Original poem reprinted online here: "They Have a Point" by Jennifer Boyden
Originally read: July 1, 2013
More information about the Poet: Jennifer Boyden
The poem plays with perspective. On on hand there's the definition of "mystery" being played around with, and on the other, the definition of "body" is being played with.
"When the gods gave us all the holes / leading into our darkness, they planned / on our needing a mystery." With this first sentence, there's the divine is in control and creates, "holes" in the body -- reason, to create mystery for those who have bodies. Past me noted, "our darkness -- Pandora." I guess what I was trying to think of is why. The tone of the sentence is like a folktale, and so the outsider perspective is rather prominent here.

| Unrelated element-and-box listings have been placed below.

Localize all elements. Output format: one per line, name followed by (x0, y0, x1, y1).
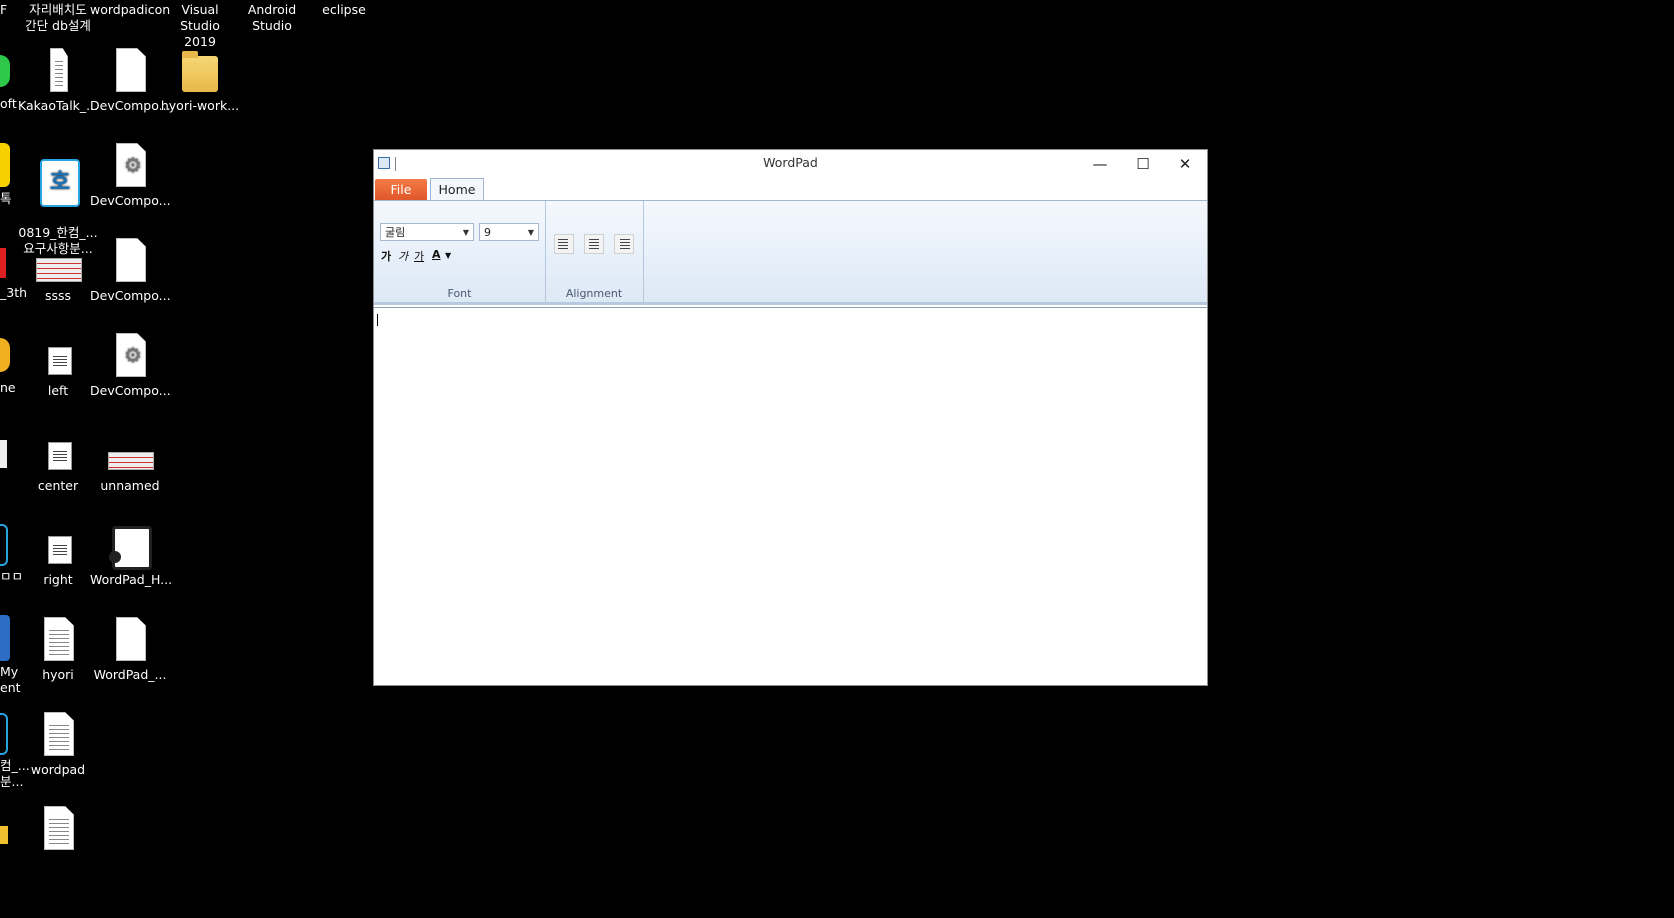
gear-document-icon: ⚙ (108, 143, 152, 189)
document-icon (108, 238, 152, 284)
desktop-icon-center[interactable]: center (18, 428, 98, 494)
underline-button[interactable]: 가 (414, 248, 424, 264)
kakaotalk-app-icon (0, 143, 10, 187)
document-icon (108, 48, 152, 94)
partial-icon-label[interactable]: 톡 (0, 191, 12, 207)
desktop-icon-wordpad[interactable]: wordpad (18, 712, 98, 778)
text-document-icon (36, 712, 80, 758)
font-size-select[interactable]: 9 ▼ (479, 223, 539, 241)
text-document-icon (36, 617, 80, 663)
desktop-icon-visual-studio[interactable]: Visual Studio 2019 (160, 2, 240, 50)
desktop-icon-eclipse[interactable]: eclipse (304, 2, 384, 18)
font-size-value: 9 (484, 226, 491, 239)
text-caret (377, 314, 378, 326)
edge-app-icon (0, 55, 10, 87)
desktop-icon-android-studio[interactable]: Android Studio (232, 2, 312, 34)
partial-app-icon (0, 524, 8, 566)
chevron-down-icon: ▼ (527, 228, 534, 237)
red-app-icon (0, 248, 6, 278)
desktop-icon-hyori[interactable]: hyori (18, 617, 98, 683)
desktop-icon-kakaotalk[interactable]: KakaoTalk_... (18, 48, 98, 114)
bold-button[interactable]: 가 (381, 248, 391, 264)
desktop-icon-wordpad-doc[interactable]: WordPad_... (90, 617, 170, 683)
align-left-document-icon (36, 333, 80, 379)
title-bar[interactable]: WordPad — ☐ ✕ (374, 150, 1207, 178)
desktop-icon-wordpadicon[interactable]: wordpadicon (90, 2, 170, 18)
desktop-icon-ssss[interactable]: ssss (18, 238, 98, 304)
font-name-select[interactable]: 굴림 ▼ (380, 223, 474, 241)
wordpad-window[interactable]: WordPad — ☐ ✕ File Home 굴림 ▼ 9 ▼ 가 가 가 A… (373, 149, 1208, 686)
desktop-icon-devcompo-2[interactable]: ⚙ DevCompo... (90, 143, 171, 209)
align-right-icon (620, 239, 630, 249)
image-thumbnail-icon (36, 238, 82, 284)
partial-app-icon (0, 826, 8, 844)
folder-icon (178, 48, 222, 94)
tab-file[interactable]: File (375, 179, 427, 200)
align-left-icon (558, 239, 568, 249)
chevron-down-icon: ▼ (462, 228, 469, 237)
ribbon: 굴림 ▼ 9 ▼ 가 가 가 A ▼ Font Alignment (374, 201, 1207, 305)
tab-home[interactable]: Home (430, 178, 484, 200)
long-document-icon (36, 48, 80, 94)
ribbon-tabs: File Home (374, 178, 1207, 201)
chrome-app-icon (0, 338, 10, 372)
align-center-icon (589, 239, 599, 249)
align-center-button[interactable] (584, 234, 604, 254)
image-thumbnail-icon (108, 428, 154, 474)
desktop-icon-left[interactable]: left (18, 333, 98, 399)
desktop-icon-devcompo-4[interactable]: ⚙ DevCompo... (90, 333, 171, 399)
desktop-icon-cutoff[interactable] (18, 806, 98, 856)
font-group: 굴림 ▼ 9 ▼ 가 가 가 A ▼ Font (374, 201, 546, 302)
align-right-document-icon (36, 522, 80, 568)
partial-icon-label[interactable]: oft (0, 96, 17, 112)
chevron-down-icon[interactable]: ▼ (445, 251, 451, 260)
font-color-button[interactable]: A (432, 248, 441, 261)
gear-document-icon: ⚙ (108, 333, 152, 379)
alignment-group-label: Alignment (565, 287, 623, 300)
hancom-document-icon: 호 (36, 159, 80, 207)
partial-app-icon (0, 615, 10, 661)
align-left-button[interactable] (554, 234, 574, 254)
align-center-document-icon (36, 428, 80, 474)
align-right-button[interactable] (614, 234, 634, 254)
desktop-icon-right[interactable]: right (18, 522, 98, 588)
minimize-button[interactable]: — (1079, 150, 1121, 178)
document-icon (108, 617, 152, 663)
plugin-document-icon (108, 522, 152, 570)
desktop-icon-devcompo-3[interactable]: DevCompo... (90, 238, 171, 304)
italic-button[interactable]: 가 (398, 248, 408, 264)
partial-icon-label[interactable]: F (0, 2, 7, 18)
partial-document-icon (0, 440, 7, 468)
alignment-group: Alignment (545, 201, 644, 302)
document-editor[interactable] (374, 307, 1207, 685)
maximize-button[interactable]: ☐ (1122, 150, 1164, 178)
partial-icon-label[interactable]: ne (0, 380, 16, 396)
desktop-icon-devcompo-1[interactable]: DevCompo... (90, 48, 171, 114)
desktop-icon-hyori-work[interactable]: hyori-work... (160, 48, 240, 114)
partial-app-icon (0, 713, 8, 755)
text-document-icon (36, 806, 80, 852)
close-button[interactable]: ✕ (1164, 150, 1206, 178)
font-group-label: Font (447, 287, 472, 300)
desktop-icon-unnamed[interactable]: unnamed (90, 428, 170, 494)
desktop-icon-seat-plan[interactable]: 자리배치도 간단 db설계 (18, 2, 98, 34)
font-name-value: 굴림 (385, 226, 406, 239)
desktop-icon-wordpad-h[interactable]: WordPad_H... (90, 522, 172, 588)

Just like the gods, "It amuses them / that what is inside the body / is more body. The same body, but different." The language here is simple, just like the perspective. What's in the hole of a body, more body. The same but different line is meh for me. I understand that the line sets up a transition to the second stanza, but the "body is more body" line is an interesting play on tone, repetition and language that the same but different line is pretty hollow in comparison.
"They first said the bodies should be mostly moss inside / But they kept coming back to the mystery." I think what gets me here is the plural of "bodies." Why focus on multiple when the individual? I can see the singular shift to create a sense of change -- micro to macro, but I've been invested in the focus of the "holes in the body" and feel that the idea could be explored since the rhetoric, mostly, drove the poem. Anyway, the "moss inside" is the new factor that kept the "gods" and "people" amused.
The god's standpoint is explored once again with, "Though they like that moss would have kept everyone / soft and green, they decided it was best to fill each thing with itself," so the rhetoric goes back to the beginning -- holes created, body is more body. The added context of moss indicates that what's inside may not be "soft and green" -- both or one of the choices.
The last sentence brings in an analogy to the body, "Look at stones, they said. / Look at water which is like a throat of water." There could be an implication that inside is more body and well hard and liquid. Past me pointed out, "individuality as puns?"
I can see why I chose this poem -- trying to figure out the techniques used in the poem, but after rereading this poem a couple of times, I'm not too sure I'm drawn in for another look. The rhetoric doesn't draw me in, nor do the images. The diction is simple. The poem seems complacent in being.